Keywords: Technogenesis, art, perception, digitally expanded reality, mirror motif, mirror neurons, memory, dissociation, destructive plasticity, broken mirror, avant-garde
This paper examines how experiences with digitally expanded realities – familiar as virtual, augmented, mixed, and other modes of mediated reality – are tendentially designed to convince us of their ‘reality’ by smoothly integrating with our cultural habits and neurosensory systems, by mirroring our expectations, intuitions, and neuronal patterns. The leitmotif of the paper is the ‘mirror’ as a both figure and metaphor in negotiations of human relations to reality. I particularly problematize the mirror’s recent recurrence as a productive, mimetic motif in neurosensory based design that cues perception to mutate in reflection of cultural and neurosensory pathways we already know. I approach this from a technogenetic perspective with reference to the works of N. Katherine Hayles, Catherine Malabou, and Bernard Stiegler. The technogenetic perspective concerns how we change with technology and involves an attention to emotional-biological implications of experience. This perspective leads us to deal with perception as a construct of cultural as well as cognitive and neurologically complex natures and patterns, cuing our ongoing and potentially fatal negotiations between real and artificial, truth and fiction. I propose that, instead of reproducing the mimetic mirror motif, art can pursue an alternative, ‘broken’ mirror motif. This continues ideas put forth by the avant-garde artists concerned with perceptual instabilities but engages more deeply with the technologically challenged natures and patterns of perceptual experience today.

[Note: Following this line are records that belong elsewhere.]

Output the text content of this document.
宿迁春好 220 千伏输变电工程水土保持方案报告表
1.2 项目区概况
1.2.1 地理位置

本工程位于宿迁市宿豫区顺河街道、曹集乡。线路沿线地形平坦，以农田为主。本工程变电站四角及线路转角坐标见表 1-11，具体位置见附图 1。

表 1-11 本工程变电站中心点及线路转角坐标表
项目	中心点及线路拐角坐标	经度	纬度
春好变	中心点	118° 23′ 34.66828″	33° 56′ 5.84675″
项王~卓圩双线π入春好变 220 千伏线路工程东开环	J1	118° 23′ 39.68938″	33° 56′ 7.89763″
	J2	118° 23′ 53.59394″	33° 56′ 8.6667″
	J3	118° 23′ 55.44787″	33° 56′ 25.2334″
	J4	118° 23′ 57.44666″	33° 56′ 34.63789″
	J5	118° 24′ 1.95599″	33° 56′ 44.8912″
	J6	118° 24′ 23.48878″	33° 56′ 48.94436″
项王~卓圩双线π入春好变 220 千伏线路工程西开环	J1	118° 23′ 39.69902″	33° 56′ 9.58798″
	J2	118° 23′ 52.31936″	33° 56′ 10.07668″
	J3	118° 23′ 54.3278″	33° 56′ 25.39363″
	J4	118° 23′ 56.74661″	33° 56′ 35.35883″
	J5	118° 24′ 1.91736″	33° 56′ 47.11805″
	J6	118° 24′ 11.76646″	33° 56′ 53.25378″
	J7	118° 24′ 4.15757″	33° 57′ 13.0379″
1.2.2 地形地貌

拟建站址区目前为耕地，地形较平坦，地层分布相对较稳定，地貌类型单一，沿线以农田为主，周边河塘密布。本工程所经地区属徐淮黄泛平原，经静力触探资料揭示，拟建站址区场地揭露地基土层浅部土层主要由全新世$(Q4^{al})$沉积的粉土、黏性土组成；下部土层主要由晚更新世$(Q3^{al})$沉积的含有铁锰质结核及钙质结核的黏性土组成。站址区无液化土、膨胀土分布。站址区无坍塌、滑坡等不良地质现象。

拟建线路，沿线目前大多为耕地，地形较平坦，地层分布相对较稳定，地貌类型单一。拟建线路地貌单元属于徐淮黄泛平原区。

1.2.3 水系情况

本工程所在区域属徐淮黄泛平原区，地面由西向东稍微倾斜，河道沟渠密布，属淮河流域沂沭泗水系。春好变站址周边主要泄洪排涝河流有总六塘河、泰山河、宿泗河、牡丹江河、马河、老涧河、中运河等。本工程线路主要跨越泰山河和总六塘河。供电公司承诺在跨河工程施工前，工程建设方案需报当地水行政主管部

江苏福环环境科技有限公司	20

- Tanya Ravn Ag (DK), Postdoc, Department of Arts and Cultural Studies, University of Copenhagen, Denmark. Chair, ISEA International Advisory Committee (IIAC). Tanya Ravn Ag, Ph.D., is a curator and scholar focused on perceptual experience, memory, temporality, and technogenesis in relation to media art and media aesthetic phenomena in the urban domain. Her curatorial engagements with urban, media-based art include the Screen City Biennial 2017 in Stavanger, the SP Urban Digital Festival in São Paulo in 2013 and 2014, online and urban exhibitions with the Streaming Museum, and Nordic Outbreak presented in New York City and across the Nordic region by the Streaming Museum in 2013-2014. She is the editor of Digital Dynamics in Nordic Contemporary Art (Intellect, 2019) and co-editor of What Urban Media Art Can Do – Why, When, Where, and How? (av edition, 2016). In 2017 she co-founded the globally networked Urban Media Art Academy. From spring 2020 she continues her scholarly work at Institute of Arts and Cultural Studies, University of Copenhagen, on art, temporality, and technogenesis. This research follows a two-year visiting fellowship at School of Creative Media, City University of Hong Kong, where she researched media art and other phenomena in perspective of philosophies, neurological theory, psychologies, and media aesthetic dimensions of digitally expanded reality.